BOB OLDWYN’S at the wheel of a rented VW something. We instantly see that he is a contender to any other car, taxi, or bus speed-freak out on the road.
“Bob, jeez!” I say, shocked at his aggressiveness, but then I remember he drove Alaska’s North Slope so I clutch the overhead handle and shut-up as he wiggle-wags us north on Mex 200. A herd of cows led by a Brahma bull are galloping toward us on a bike path. I could spit out the window and hit one as they pass. Bob is not phased. You don’t see any bulls out in the ocean, but then you don’t see any whales on highways. I contemplate how We are the ones out on Moody Blues cruising and wonder how it is that Bob and Bon fly into Zihuatanejo, scoop us up and take us on a “real” cruise? My thought flies into outer space as we screech off the highway in an obscure place and I crash into Bon~Bon. Bob downshifts to make it to the top of the steep hill.
The view is a blur yet We can’t miss an especially ornate, new, memorial on the side of the road. Bon and I look at each other, she shrugs, I cross myself. Wheeling around a corner we suddenly slow down. We arrived in the small, dusty village of Troncones. Peering out the window its quaint demeanor glows with open-air taco stands, regalo booths of hand woven blankets, shawls and wall hangings waving in the breeze. Horses are saddled ready for a dash up the beach. Kids of all ages run around like free-range chickens. I note a “learn to surf” sign tacked to an adobe wall. There are condos, small motels, distinctive waterfront homes, little very lived-in homes, shacks tucked in and back and away full of character and poverty. Like most of the Mexico I’ve seen there’s either lots of money or only a little money. There are no in-betweens.
Troncones is the home of some of Bob & Bon’s oldest friends. Guys we’ve heard of yet never met. “Su amigo es me amigo,” they jointly say to Bob and embrace us.
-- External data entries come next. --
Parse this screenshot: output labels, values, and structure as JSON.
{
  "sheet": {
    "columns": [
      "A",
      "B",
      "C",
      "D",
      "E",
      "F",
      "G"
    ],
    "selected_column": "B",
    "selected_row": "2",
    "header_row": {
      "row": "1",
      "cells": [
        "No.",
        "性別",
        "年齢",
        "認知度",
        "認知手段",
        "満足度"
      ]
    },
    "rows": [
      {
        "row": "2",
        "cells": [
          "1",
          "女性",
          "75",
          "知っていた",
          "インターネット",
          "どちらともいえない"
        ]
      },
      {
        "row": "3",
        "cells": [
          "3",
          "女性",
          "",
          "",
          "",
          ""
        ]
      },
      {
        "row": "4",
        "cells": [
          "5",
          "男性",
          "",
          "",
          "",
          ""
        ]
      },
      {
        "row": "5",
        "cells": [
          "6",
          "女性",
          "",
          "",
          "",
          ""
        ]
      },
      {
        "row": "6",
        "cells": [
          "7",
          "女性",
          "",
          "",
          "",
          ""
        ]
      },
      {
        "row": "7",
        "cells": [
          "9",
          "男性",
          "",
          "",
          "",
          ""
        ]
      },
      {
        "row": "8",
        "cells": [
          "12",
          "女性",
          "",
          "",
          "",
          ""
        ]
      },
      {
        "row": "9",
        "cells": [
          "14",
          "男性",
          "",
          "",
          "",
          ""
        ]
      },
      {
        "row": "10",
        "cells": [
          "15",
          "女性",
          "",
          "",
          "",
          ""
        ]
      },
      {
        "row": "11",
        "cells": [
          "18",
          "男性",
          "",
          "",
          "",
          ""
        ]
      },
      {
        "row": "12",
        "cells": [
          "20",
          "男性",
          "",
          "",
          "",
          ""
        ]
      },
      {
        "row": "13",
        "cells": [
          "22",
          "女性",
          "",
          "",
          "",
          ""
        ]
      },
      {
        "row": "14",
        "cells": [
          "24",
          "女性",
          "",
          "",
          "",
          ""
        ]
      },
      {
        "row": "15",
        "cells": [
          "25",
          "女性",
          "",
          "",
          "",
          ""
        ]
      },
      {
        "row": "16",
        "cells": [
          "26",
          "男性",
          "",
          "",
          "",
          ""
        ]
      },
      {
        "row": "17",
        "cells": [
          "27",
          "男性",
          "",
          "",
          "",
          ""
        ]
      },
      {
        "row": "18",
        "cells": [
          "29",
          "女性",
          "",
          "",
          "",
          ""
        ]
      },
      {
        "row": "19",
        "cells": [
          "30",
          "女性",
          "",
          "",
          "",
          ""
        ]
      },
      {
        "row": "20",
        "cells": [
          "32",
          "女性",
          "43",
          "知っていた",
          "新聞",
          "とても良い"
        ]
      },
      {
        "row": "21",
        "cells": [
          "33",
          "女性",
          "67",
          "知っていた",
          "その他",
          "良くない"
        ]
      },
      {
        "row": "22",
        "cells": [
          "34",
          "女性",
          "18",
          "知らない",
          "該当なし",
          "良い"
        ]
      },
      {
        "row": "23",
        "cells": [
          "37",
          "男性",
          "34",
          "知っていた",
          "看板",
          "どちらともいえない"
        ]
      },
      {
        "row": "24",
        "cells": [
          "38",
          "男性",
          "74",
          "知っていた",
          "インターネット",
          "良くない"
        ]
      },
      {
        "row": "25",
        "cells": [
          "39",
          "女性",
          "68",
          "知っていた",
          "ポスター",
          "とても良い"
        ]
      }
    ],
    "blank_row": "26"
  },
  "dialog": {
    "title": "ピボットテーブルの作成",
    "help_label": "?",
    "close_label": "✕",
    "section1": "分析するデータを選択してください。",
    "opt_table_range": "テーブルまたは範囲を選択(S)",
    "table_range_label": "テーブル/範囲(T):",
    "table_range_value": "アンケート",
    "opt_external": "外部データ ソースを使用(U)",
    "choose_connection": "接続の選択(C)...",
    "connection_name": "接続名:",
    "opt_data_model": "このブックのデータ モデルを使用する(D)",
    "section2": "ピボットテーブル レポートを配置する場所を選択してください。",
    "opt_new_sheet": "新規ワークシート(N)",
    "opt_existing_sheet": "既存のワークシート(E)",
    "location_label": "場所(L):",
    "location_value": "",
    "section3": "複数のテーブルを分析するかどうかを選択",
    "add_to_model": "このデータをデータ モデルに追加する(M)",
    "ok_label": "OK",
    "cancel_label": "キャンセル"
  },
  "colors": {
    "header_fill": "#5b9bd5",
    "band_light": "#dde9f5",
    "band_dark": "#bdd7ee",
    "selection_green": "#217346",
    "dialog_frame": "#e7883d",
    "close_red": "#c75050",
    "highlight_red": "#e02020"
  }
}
Soon we all take off in “mules”—like ATMs with tiny pick-up beds—over topes (speed bumps) off the main dirt road onto beach-front sand dunes. We bounce rickety-rack over swells of silver dollar pebbles, football size stones, sculpting sand bars. We weave around boulders, all the while enchanted by the gorgeous beach with shapely waves breaking 4 to 6 feet. Their power heard in an echo and their fresh salty scent penetrates the senses.
“Hey look, a surfer is getting tubed! You can barely see him,” I point.
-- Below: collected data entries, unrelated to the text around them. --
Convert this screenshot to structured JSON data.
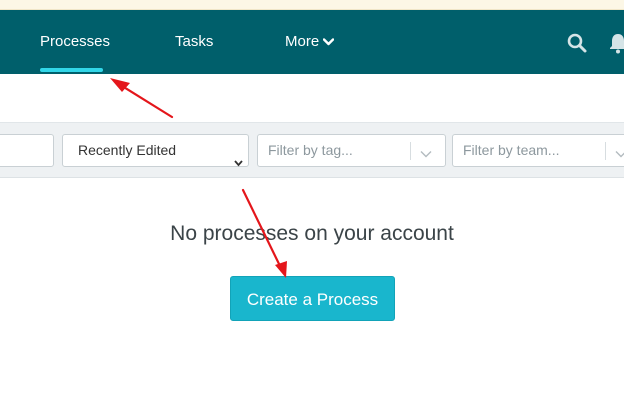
{
  "nav": {
    "items": [
      {
        "label": "Processes",
        "active": true
      },
      {
        "label": "Tasks",
        "active": false
      },
      {
        "label": "More",
        "active": false
      }
    ],
    "icons": [
      "search-icon",
      "bell-icon",
      "chevron-down-icon"
    ]
  },
  "filters": {
    "search": {
      "value": ""
    },
    "sort": {
      "selected": "Recently Edited"
    },
    "tag": {
      "placeholder": "Filter by tag..."
    },
    "team": {
      "placeholder": "Filter by team..."
    }
  },
  "empty_state": {
    "message": "No processes on your account",
    "button_label": "Create a Process"
  },
  "colors": {
    "navbar": "#005f6b",
    "active_underline": "#32d6e8",
    "button": "#19b6cd",
    "annotation_arrow": "#e4161b"
  }
}
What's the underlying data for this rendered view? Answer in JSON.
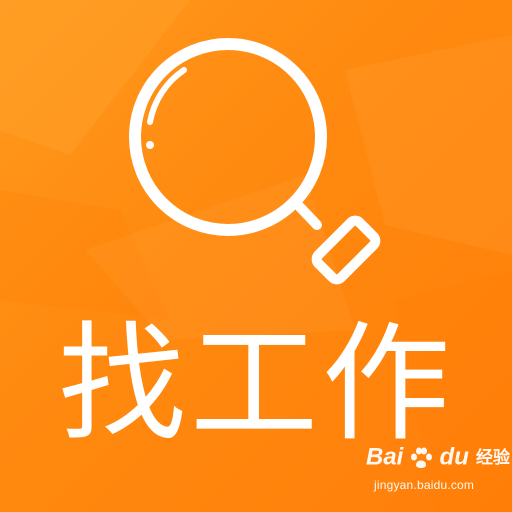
{
  "title": "找工作",
  "icon": "magnifying-glass-icon",
  "colors": {
    "background_start": "#ff9a1e",
    "background_end": "#ff7f0a",
    "foreground": "#ffffff"
  },
  "watermark": {
    "brand_bai": "Bai",
    "brand_du": "du",
    "brand_suffix": "经验",
    "url": "jingyan.baidu.com"
  }
}
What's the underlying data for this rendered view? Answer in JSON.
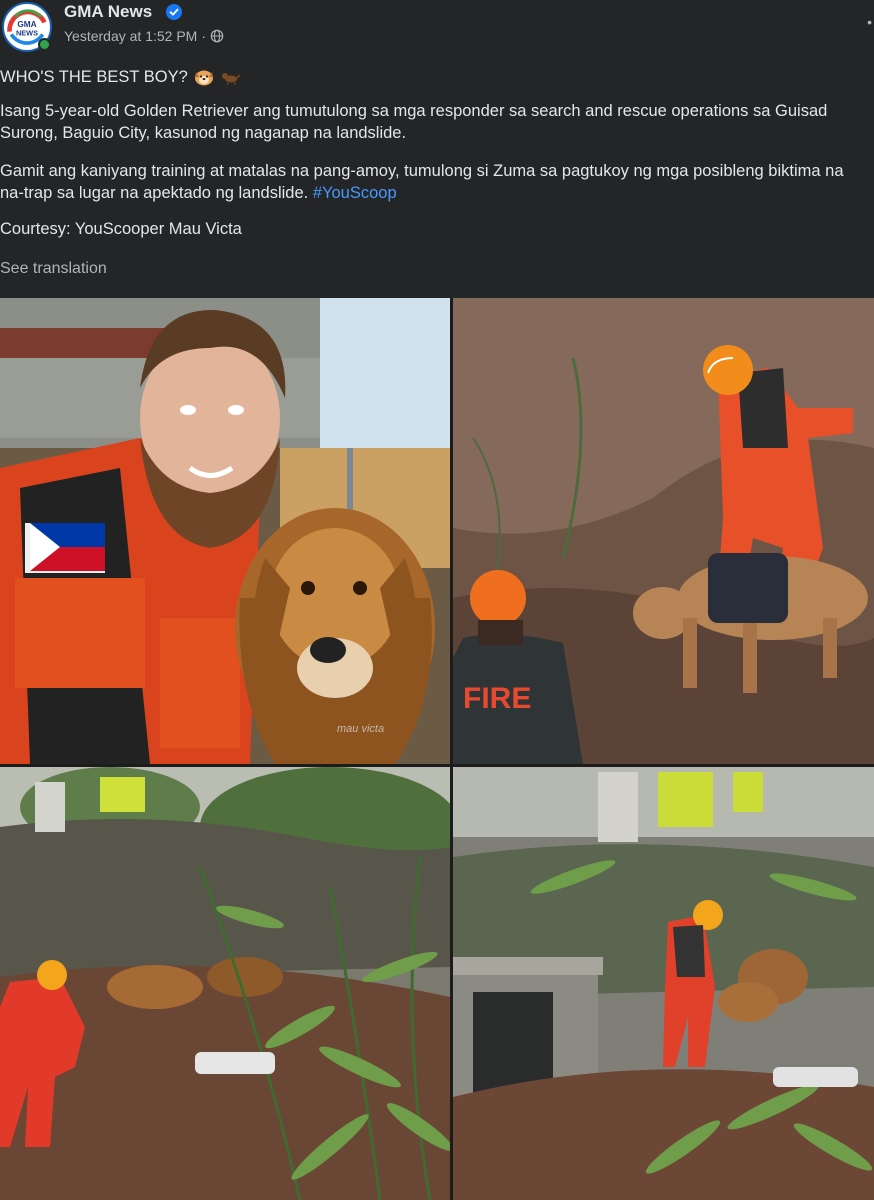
{
  "post": {
    "page_name": "GMA News",
    "timestamp": "Yesterday at 1:52 PM",
    "separator": "·",
    "avatar_logo_text": "GMA NEWS",
    "headline": "WHO'S THE BEST BOY?",
    "paragraph_1": "Isang 5-year-old Golden Retriever ang tumutulong sa mga responder sa search and rescue operations sa Guisad Surong, Baguio City, kasunod ng naganap na landslide.",
    "paragraph_2_text": "Gamit ang kaniyang training at matalas na pang-amoy, tumulong si Zuma sa pagtukoy ng mga posibleng biktima na na-trap sa lugar na apektado ng landslide.",
    "paragraph_2_hashtag": "#YouScoop",
    "courtesy": "Courtesy: YouScooper Mau Victa",
    "see_translation": "See translation"
  },
  "photos": [
    {
      "alt": "man-with-golden-retriever",
      "watermark": "mau victa"
    },
    {
      "alt": "rescuer-and-dog-on-landslide"
    },
    {
      "alt": "dog-and-rescuer-in-bamboo"
    },
    {
      "alt": "rescuer-and-dog-near-house"
    }
  ],
  "icons": {
    "verified": "verified-badge-icon",
    "globe": "globe-icon",
    "more": "more-options-icon",
    "emoji_1": "dog-face-emoji",
    "emoji_2": "dog-emoji"
  },
  "colors": {
    "background": "#242526",
    "text": "#e4e6eb",
    "secondary_text": "#b0b3b8",
    "link": "#4599ff",
    "verified": "#1877f2",
    "online": "#31a24c"
  }
}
Still looking at the camouflaged surfer the car makes a hard right and now we’re heading inland. The vehicle barely fits on the lane running between the overgrown brush, tree limbs and fencing. The view of coconut, mango, and papaya trees is awesome. My mouth waters. We pass a field of corn and a tied up burro. We discuss the difference between a burro, donkey, jack ass, dumb ass and a mule. We think it boils down to gender. Cute pigs trot out of our way. We sniff deeply at the aroma of chicken roasting and notice the numerous families lounging around in the Sunday’s shade. A grandpa swings in his hammock, as we swing pass their hidden paradise waving grandly hello.
We arrive at the funky palapa where the river meets the sea. The view is spectacular. Too many help move card tables together to accommodate the twenty-one people. We are rewarded with beer, water and wine. Open-faced blue corn tostadas appear exploding with refried beans, avocado, tomatoes, onion and a salsa that makes you hiss when you next speak. Shrimp, lobster, and octopus grilled in butter and garlic Frisbee in and instantly disappear. Finis we rub our tummys and like stuffed pigs we take off.
Now for the crème de la crème: we head to the “secret” aquarium. It’s amazingly close. We pile out of the mules and stop short, for the ocean’s blues are more than moody, they’re a gamut of azules–breathtaking. Dewey, leader of the pack, is first in the water. We follow, squeezing ourselves into fins, masks and snorkels, and wade out into tepid sea. It is a bath, a pool of live coral and reef fish the colors exactly as the most brilliant rainbows you’ve ever searched for a pot of gold under. I want to touch the cute little fish. They laugh at me, swish their tails and dart away.
This is bliss. This is exploring. This is cruising. You don’t have to take off on a sailboat. All you need is friends. Da-ta-da-da-da!